The above discussion of slash as descriptor vs. slash as genre really strikes a chord for me, because I do think of slash as a genre more than a descriptor (I wouldn't call most published gay lit "slash", for example, because it doesn't follow what I generally consider slash genre conventions). I wonder if the way that an individual fan would categorize a marginal or gray-area sort of story is very dependent on where ze falls in the descriptor vs. genre continuum!
no subject
Date: 2009-08-06 11:32 am (UTC)I think so.

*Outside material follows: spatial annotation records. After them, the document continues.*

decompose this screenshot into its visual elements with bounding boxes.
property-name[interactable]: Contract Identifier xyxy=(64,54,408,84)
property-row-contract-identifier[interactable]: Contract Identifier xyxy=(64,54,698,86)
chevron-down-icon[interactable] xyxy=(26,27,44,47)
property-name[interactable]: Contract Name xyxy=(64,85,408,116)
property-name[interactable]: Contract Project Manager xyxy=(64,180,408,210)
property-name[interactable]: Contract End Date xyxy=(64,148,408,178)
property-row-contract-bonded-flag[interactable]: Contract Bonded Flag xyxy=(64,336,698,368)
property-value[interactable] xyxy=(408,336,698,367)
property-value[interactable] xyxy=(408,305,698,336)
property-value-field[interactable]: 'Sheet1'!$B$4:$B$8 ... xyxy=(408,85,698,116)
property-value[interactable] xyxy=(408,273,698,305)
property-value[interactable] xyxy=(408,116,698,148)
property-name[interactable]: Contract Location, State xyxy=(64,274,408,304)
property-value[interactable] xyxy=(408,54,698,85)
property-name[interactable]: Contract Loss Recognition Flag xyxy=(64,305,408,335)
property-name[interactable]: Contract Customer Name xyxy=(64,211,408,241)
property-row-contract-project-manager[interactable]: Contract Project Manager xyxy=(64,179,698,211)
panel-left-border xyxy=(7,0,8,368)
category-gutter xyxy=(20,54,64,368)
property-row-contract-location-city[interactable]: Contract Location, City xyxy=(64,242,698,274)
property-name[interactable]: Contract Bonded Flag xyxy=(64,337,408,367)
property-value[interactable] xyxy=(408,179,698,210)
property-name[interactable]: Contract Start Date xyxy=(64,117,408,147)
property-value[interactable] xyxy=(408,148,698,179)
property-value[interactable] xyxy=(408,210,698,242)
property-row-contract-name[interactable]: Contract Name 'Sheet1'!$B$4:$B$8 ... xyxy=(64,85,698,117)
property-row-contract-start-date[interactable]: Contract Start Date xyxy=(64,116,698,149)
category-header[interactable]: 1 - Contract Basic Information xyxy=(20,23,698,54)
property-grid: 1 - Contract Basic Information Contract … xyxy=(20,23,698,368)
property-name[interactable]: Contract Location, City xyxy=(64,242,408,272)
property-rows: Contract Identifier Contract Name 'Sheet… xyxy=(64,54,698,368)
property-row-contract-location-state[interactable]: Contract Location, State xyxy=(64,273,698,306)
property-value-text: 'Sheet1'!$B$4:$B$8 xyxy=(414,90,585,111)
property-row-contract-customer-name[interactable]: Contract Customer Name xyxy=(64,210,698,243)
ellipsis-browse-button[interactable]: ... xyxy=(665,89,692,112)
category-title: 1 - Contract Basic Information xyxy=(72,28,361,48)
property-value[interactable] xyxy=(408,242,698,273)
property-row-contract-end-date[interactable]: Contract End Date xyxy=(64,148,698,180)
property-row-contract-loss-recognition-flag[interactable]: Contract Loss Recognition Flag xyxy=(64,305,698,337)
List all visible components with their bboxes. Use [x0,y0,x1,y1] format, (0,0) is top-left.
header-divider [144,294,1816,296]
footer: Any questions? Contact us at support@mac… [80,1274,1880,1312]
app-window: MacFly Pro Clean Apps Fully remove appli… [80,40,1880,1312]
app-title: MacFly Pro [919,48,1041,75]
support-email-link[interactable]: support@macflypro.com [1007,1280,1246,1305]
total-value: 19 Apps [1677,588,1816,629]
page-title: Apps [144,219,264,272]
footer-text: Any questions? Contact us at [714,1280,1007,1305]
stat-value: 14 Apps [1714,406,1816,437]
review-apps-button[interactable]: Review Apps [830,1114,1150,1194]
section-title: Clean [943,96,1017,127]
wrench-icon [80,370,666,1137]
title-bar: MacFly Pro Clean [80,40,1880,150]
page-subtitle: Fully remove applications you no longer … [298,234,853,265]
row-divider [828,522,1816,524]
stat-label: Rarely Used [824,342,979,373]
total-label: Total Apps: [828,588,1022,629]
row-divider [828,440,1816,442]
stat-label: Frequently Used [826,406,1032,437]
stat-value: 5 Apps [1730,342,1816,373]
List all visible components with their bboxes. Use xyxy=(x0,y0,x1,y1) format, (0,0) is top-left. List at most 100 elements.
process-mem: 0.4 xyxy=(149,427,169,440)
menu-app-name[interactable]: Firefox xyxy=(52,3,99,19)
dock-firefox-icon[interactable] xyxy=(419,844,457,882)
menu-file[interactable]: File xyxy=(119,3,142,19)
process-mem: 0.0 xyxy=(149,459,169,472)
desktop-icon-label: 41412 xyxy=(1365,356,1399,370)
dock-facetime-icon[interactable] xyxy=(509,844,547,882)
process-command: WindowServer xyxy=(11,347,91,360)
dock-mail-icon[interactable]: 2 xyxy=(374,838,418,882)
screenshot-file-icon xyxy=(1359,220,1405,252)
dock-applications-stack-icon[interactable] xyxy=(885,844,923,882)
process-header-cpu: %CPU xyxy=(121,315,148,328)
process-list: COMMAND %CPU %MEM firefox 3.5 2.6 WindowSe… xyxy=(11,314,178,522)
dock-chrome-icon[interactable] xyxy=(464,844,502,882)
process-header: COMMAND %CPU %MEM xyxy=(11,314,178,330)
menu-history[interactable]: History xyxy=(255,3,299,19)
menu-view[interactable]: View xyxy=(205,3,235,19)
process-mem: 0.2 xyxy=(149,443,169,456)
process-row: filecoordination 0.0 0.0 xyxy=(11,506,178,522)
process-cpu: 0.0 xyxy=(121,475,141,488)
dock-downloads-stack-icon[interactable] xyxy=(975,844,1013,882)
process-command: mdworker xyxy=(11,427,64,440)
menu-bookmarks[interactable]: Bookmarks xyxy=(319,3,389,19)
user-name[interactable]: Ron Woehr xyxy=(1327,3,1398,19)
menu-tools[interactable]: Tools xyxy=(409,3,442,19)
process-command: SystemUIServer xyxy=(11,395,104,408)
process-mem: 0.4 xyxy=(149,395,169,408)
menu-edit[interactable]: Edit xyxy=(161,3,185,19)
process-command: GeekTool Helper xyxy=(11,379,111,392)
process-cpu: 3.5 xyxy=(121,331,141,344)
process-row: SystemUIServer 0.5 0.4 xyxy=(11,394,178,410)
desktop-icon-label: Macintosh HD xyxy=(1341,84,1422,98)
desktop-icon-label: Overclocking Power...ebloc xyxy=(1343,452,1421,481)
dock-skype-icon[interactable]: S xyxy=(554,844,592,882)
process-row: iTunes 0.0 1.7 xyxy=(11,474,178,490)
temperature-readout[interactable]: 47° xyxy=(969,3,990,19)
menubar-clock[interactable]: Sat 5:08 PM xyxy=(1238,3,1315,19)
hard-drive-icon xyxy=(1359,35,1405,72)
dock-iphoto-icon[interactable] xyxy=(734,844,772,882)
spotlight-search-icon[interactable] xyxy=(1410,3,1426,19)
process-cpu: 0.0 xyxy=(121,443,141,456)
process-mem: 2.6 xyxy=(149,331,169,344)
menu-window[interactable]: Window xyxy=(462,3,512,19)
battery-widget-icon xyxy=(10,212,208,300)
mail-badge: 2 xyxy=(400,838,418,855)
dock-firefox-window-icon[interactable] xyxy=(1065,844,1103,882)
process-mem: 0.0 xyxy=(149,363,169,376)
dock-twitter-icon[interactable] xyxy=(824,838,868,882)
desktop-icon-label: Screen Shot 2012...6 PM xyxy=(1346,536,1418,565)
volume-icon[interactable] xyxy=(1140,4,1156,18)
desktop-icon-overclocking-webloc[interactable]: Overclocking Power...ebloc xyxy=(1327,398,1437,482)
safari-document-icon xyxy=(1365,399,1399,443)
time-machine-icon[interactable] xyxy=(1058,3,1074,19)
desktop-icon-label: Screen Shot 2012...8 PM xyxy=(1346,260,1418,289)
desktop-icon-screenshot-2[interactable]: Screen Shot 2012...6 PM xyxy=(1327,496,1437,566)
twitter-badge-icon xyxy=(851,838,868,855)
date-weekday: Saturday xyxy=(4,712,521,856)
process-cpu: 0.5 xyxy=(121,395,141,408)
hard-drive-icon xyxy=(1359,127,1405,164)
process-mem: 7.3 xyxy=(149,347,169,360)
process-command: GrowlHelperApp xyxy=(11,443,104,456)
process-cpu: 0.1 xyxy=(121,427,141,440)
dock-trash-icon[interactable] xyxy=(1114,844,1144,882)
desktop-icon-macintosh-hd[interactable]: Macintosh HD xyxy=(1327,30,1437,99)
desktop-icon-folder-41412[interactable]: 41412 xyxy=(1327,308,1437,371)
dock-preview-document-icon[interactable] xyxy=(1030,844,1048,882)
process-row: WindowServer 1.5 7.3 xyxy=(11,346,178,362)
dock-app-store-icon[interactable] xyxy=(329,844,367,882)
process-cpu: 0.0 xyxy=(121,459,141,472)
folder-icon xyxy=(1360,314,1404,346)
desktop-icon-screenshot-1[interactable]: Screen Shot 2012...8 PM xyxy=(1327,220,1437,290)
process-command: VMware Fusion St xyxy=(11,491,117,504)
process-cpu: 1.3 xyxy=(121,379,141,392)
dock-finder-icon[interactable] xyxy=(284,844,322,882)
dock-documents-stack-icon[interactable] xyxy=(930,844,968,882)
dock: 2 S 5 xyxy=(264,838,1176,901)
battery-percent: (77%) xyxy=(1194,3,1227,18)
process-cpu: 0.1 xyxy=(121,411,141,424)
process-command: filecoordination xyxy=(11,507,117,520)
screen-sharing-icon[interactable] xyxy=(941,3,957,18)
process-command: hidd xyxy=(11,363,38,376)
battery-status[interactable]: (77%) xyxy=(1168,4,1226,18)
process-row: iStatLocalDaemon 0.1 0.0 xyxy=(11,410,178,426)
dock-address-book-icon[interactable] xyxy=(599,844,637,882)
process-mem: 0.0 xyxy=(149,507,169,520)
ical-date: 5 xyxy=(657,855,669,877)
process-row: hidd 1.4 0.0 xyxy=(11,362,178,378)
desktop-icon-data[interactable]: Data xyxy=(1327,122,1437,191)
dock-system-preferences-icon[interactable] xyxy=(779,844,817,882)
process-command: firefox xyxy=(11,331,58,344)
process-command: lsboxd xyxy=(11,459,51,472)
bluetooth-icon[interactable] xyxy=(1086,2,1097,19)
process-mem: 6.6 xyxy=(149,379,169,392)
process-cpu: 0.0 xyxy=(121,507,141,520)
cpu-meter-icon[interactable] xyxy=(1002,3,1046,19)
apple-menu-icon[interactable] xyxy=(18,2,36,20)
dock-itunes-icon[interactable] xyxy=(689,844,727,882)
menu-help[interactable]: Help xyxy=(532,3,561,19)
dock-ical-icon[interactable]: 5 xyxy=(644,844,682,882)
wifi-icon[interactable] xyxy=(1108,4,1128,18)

Also, I think how long a person has been in fandom and how the people around hir have defined words makes an impact. I don't think it's immediately clear what words mean and unless your flist is engaging in lots of meta or linking to it or what have you, you sort of pick up amorphous definitions for words that aren't necessarily as nuanced as the ways in which people are using them.
Also, I think it's really interesting that you looked to the ending to determine which segment of fandom would be more affirmed by the story discussed in this post. I don't think that way of looking at story labeling has ever occurred to me, maybe because I write so many unhappy endings?
no subject
Date: 2009-08-06 02:49 pm (UTC)Re: nuance - hahaha, yeah. It's not just a time-in-fandom thing, but also how your particular social circle uses the words. There's been a lot of debate about the definition of gen over the last few years, and I think the only thing that's really been established is that different people draw the lines in different places -- but I think that the same is true of different fans' personal usage of "slash" and "het" (as well as other common fandom terms: h/c, for example, or smarm, or amtdi).
no subject
Date: 2009-08-07 02:55 am (UTC)*nods*
And if you don't have a lot of aca-fen on your flist, you might not even realize that the terms are contested.